In der neuen Serie Alien: Earth crasht ein Raumschiff auf die Erde und hat eine gefährliche Fracht an Bord: den Xenomorph. Fast 50 Jahre später hat die außerirdische Bedrohung in neun Filmen verschiedenste Formen durchlaufen. Die erste Alien-Serie von Noah Hawleys kehrt bei Disney+ * aber zu den Anfängen zurück. In der Zukunft des Jahres 2120, zwei Jahre vor den Ereignissen von Alien - Das unheimliche Wesen aus einer fremden Welt, erreicht das Monster unseren Planeten. Doch wie erreichte die ikonische Kreatur eigentlich einst die wirkliche Welt?

Die Horrorgestalt entsprang dem Kopf des Schweizer Künstlers H.R. Giger. Am Set von Ridley Scotts Film in den Londoner Shepperton-Studios half er im Jahr 1978, sein Alien zu filmischem Leben zu erwecken. Giger selbst verstarb bereits 2014, seine damalige Partnerin Mia Bonzanigo war allerdings ebenfalls dabei. Im Giger-Museum, in der idyllischen Schweizer Ortschaft Gruyères, trafen wir sie als Alien-Zeitzeugin.
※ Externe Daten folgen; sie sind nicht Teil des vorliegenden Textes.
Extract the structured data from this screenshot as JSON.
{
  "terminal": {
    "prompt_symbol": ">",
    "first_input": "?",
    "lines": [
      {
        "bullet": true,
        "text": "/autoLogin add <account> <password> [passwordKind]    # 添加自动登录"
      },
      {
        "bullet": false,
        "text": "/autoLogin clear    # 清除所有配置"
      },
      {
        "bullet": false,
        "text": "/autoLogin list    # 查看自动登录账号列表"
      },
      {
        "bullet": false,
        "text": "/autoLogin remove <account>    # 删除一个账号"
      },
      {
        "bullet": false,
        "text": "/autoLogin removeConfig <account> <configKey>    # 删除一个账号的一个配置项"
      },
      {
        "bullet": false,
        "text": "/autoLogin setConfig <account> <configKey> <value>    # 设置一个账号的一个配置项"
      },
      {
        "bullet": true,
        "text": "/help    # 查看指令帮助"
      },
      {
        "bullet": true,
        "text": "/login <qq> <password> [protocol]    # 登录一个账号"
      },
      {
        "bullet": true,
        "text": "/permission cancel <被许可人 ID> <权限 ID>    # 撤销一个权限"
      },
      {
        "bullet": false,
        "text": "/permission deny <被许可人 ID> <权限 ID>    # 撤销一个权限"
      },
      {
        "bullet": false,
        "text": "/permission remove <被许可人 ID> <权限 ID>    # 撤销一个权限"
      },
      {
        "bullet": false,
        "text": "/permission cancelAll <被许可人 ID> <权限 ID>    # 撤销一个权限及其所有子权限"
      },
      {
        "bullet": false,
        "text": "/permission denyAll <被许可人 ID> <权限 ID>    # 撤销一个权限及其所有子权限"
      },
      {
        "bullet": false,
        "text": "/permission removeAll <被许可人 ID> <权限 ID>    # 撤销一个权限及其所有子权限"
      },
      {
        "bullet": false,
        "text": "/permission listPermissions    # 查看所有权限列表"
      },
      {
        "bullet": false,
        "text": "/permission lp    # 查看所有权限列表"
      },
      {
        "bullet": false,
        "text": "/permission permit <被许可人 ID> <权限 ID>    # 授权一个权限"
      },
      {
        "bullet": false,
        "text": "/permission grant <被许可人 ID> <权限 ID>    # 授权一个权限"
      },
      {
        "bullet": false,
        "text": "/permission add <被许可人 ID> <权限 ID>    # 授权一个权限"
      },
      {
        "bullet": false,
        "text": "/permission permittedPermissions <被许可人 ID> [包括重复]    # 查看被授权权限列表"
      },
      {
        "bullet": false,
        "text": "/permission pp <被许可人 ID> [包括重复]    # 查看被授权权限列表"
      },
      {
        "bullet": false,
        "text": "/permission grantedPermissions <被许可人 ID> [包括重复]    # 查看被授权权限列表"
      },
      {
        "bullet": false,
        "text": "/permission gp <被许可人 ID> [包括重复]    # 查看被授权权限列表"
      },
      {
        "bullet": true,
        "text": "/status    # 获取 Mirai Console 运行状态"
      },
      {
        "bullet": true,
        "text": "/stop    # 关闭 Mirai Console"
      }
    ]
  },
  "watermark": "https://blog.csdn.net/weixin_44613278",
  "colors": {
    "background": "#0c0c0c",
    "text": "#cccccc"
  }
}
47 Jahre vor Alien: Earth bezeugte Mia Bonzanigo die Geburt des berühmten Monsters

Auch mit 75 Jahren hat die elegante Mia nichts von ihrer Lebensfreude eingebüßt. Verschmitzt und offen spricht sie im Schweizer Dialekt darüber, wie sie mit Ende 20 ans Set eines der heute berühmtesten Sci-Fi-Horrorfilme der Welt stolperte – als Freundin und Assistentin des Alien-Schöpfers H.R. Giger. Sie begleitete ihn durch die entscheidende Phase – von der Aliengeburt bis zum Oscar-Gewinn. Obwohl sie nur drei Jahre mit dem Künstler verheiratet war, blieb sie ihm nach der Scheidung freundschaftlich verbunden. Im Interview nahm sie kein Blatt zu der damaligen Zeit vor den Mund und freut sich, dass Gigers Schöpfung auch in Alien: Earth weiterleben darf.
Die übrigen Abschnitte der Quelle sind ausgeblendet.